One of the beautiful things about music is that, whether you're practicing it or just appreciating it, it almost necessitates a deep sensitivity and sense of connection to your environment and fellow human beings.
This quality gives music the tendency to attract people who feel compelled to lend a hand to those in need around the world.
The humanitarian spirit of this art form has come to life in a very real way through the Music Is Love Exchange, a collective of artists, musicians, and music lovers committed to working in every way they can to meet the needs of underprivileged communities, especially children.
The group was started by Jenny and Dustin Reynolds and was originally conceived as an offshoot of the relief effort in Louisiana following Hurricane Katrina. Its professed mission is to empower musicians to give back to their own communities and to those they visit on the road through practical community development work.
MILE achieves this mission through its two major facets: it first gives support to musicians on the road as they make music for ailing or under-served children, as well as do grass-roots outreach and consciousness raising on the cause and works of the project.
Next, the group embarks on what it calls The EXTRA MILE, in which it periodically sends relief missions to Guatemala.
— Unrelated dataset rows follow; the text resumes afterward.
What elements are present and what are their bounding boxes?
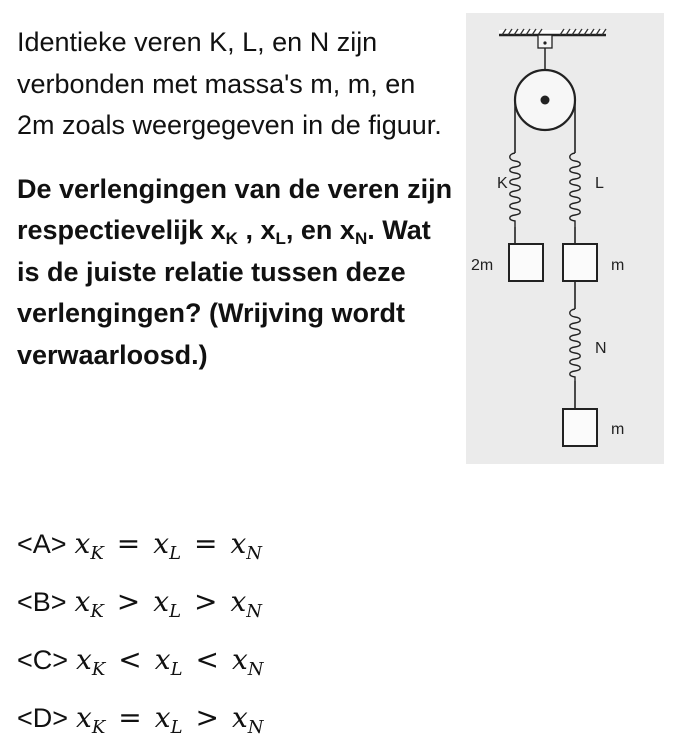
option-equation: xK = xL = xN: [74, 527, 263, 564]
option-equation: xK < xL < xN: [76, 643, 264, 680]
pulley-wheel: [513, 68, 577, 132]
spring-mass-figure: K L N 2m m m: [466, 13, 664, 464]
spring-k: [509, 152, 521, 227]
answer-option-b[interactable]: <B> xK > xL > xN: [17, 573, 264, 631]
answer-options: <A> xK = xL = xN <B> xK > xL > xN <C> xK < xL < xN <…: [17, 515, 264, 747]
mass-m-lower-block: [562, 408, 598, 447]
mass-m-upper-block: [562, 243, 598, 282]
mass-label-2m: 2m: [471, 257, 493, 274]
spring-label-n: N: [595, 340, 607, 357]
var-xk: xK: [210, 215, 238, 248]
answer-option-d[interactable]: <D> xK = xL > xN: [17, 689, 264, 747]
option-label: <C>: [17, 645, 69, 675]
ceiling: [499, 28, 607, 37]
question-text: Identieke veren K, L, en N zijn verbonde…: [17, 22, 457, 376]
spring-label-k: K: [497, 175, 508, 192]
option-label: <A>: [17, 529, 67, 559]
mass-2m-block: [508, 243, 544, 282]
var-xl: xL: [260, 215, 286, 248]
option-label: <D>: [17, 703, 69, 733]
mass-label-m-upper: m: [611, 257, 624, 274]
spring-label-l: L: [595, 175, 604, 192]
option-label: <B>: [17, 587, 67, 617]
mass-label-m-lower: m: [611, 421, 624, 438]
question-task: De verlengingen van de veren zijn respec…: [17, 173, 453, 370]
spring-l: [569, 152, 581, 227]
spring-n: [569, 308, 581, 381]
question-intro: Identieke veren K, L, en N zijn verbonde…: [17, 27, 442, 140]
answer-option-c[interactable]: <C> xK < xL < xN: [17, 631, 264, 689]
spring-mass-diagram: K L N 2m m m: [471, 28, 624, 447]
option-equation: xK > xL > xN: [74, 585, 263, 622]
answer-option-a[interactable]: <A> xK = xL = xN: [17, 515, 264, 573]
var-xn: xN: [339, 215, 368, 248]
option-equation: xK = xL > xN: [76, 701, 264, 738]
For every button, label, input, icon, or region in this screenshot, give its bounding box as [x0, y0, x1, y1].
These excursions are arranged for a week at a time, and involve learning about Mayan and Guatemalan culture while engaging in a variety of projects designed to "meet the ever-changing needs of the indigenous people."
"This may include working at clearing and setting up homes to cleaning solar panels and doing inventory at the local hospital to entertaining the kids at school in the center of town," said Matt Duke, a participating musician, in a recent interview with Mod City Magazine. "And that’s all before settling down lakeside to jam through the night and really get to know the people in your group – it’s one part retreat, one part relief operation, one part musical extravaganza!"
The group's upcoming trip is scheduled for December 5 through 13, 2015. Anyone is able to apply to join, whether they be musicians, artists, humanitarian workers, or just concerned people who want to have a singular experience while making a positive contribution to the world.
"It’s amazing what people have to offer in terms in their abilities and work ethic so anyone is welcome," Duke notes. "And even if said person just wanted to get away for a little while and is a little less interested in getting their hands dirty, the money paid to come aboard goes towards a great cause. It’s a win-win."